The vast majority of remote jobs are still held by college-educated workers, but a growing number of people without degrees are now working remotely. In May, nearly 4% of all US jobs postings were for remote roles that did not require college degrees, up from 0.6% a year ago, according to LinkedIn data provided to Quartz. That surpassed the growth rate of remote jobs requiring college degrees, which rose from 2% to 7% of all job postings.
The most popular remote jobs in the US that don’t require college degrees are customer service representative, salesperson, administrative assistant, data entry specialist, and sales development representative, according to LinkedIn.
More choice for all workers
The pandemic has pushed many in-person roles to go online, according to Guy Berger, an economist at LinkedIn. Now, jobs like fitness instructors and medical professionals can do some aspect of their work remotely thanks to tools like Zoom and Slack. If companies are allowing their employees to work remotely, the idea is that the policy will affect workers at all levels—giving a growing number of workers in the lower ranks more choice than they ever had before.

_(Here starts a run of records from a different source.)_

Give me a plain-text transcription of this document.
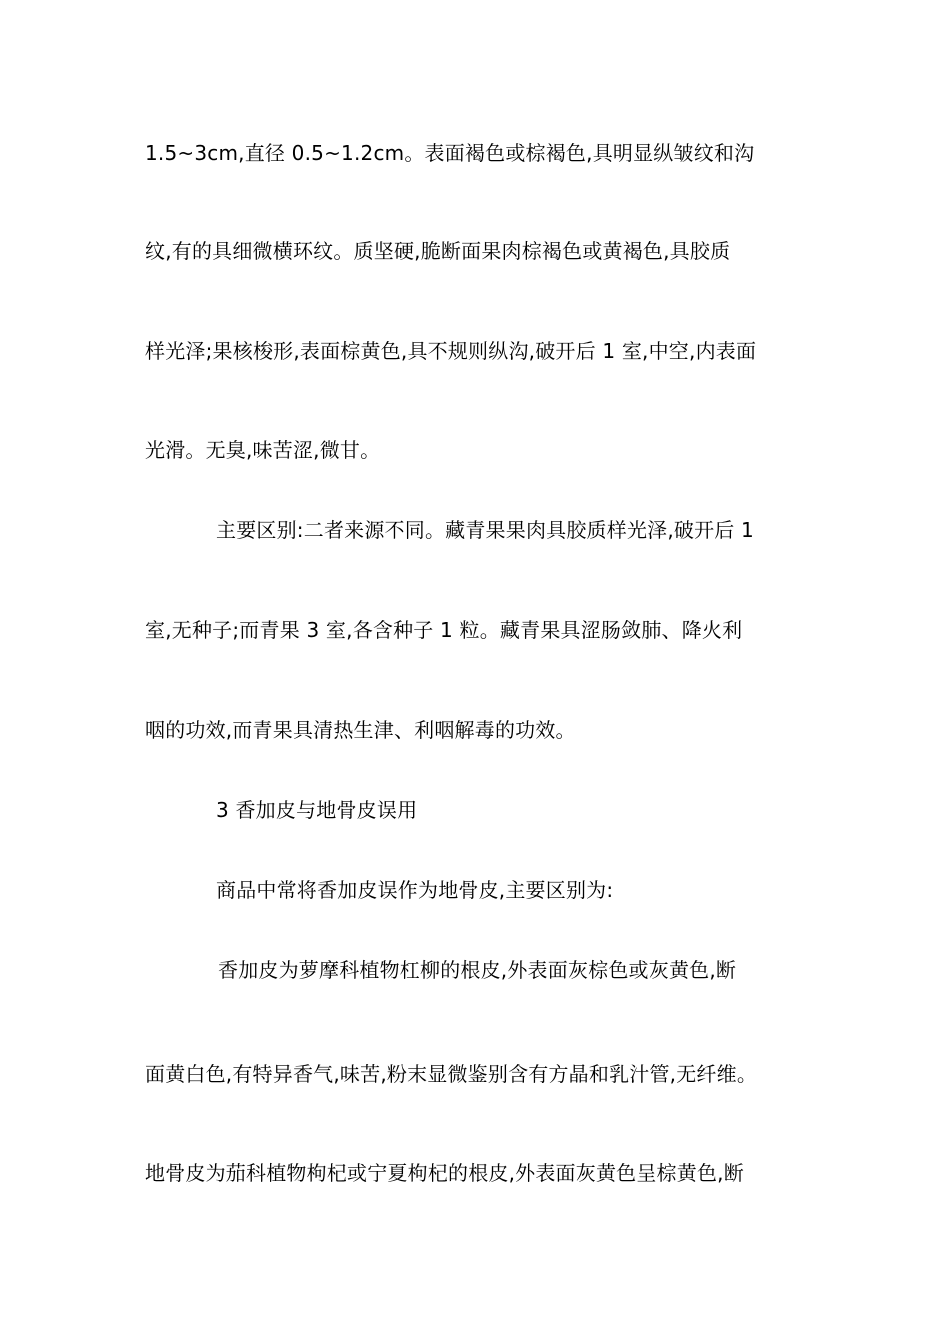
1.5~3cm,直径 0.5~1.2cm。表面褐色或棕褐色,具明显纵皱纹和沟
纹,有的具细微横环纹。质坚硬,脆断面果肉棕褐色或黄褐色,具胶质
样光泽;果核梭形,表面棕黄色,具不规则纵沟,破开后 1 室,中空,内表面
光滑。无臭,味苦涩,微甘。
主要区别:二者来源不同。藏青果果肉具胶质样光泽,破开后 1
室,无种子;而青果 3 室,各含种子 1 粒。藏青果具涩肠敛肺、降火利
咽的功效,而青果具清热生津、利咽解毒的功效。
3 香加皮与地骨皮误用
商品中常将香加皮误作为地骨皮,主要区别为:
香加皮为萝摩科植物杠柳的根皮,外表面灰棕色或灰黄色,断
面黄白色,有特异香气,味苦,粉末显微鉴别含有方晶和乳汁管,无纤维。
地骨皮为茄科植物枸杞或宁夏枸杞的根皮,外表面灰黄色呈棕黄色,断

This development could expand the talent pool for employers, Berger notes. More people may move laterally from industries that are not as remote-friendly, such as construction or restaurant, to ones that allow for more remote work, he says.
But this also raises the question of whether the outsourcing of these jobs will become more prevalent, as some companies look to cut office costs. Companies already contracting out services may have more ability to look for cheaper options abroad, wrote Daniel Zhao, an economist at Glassdoor, in an email: “Inevitably, employers with an expanding remote workforce will consider why a job done remotely in Idaho can’t be done remotely in India.”
The labor market still remains in flux—for instance, some remote jobs may revert back to in-person roles—but Berger says he expects the pool of remote jobs that don’t require college degrees to expand.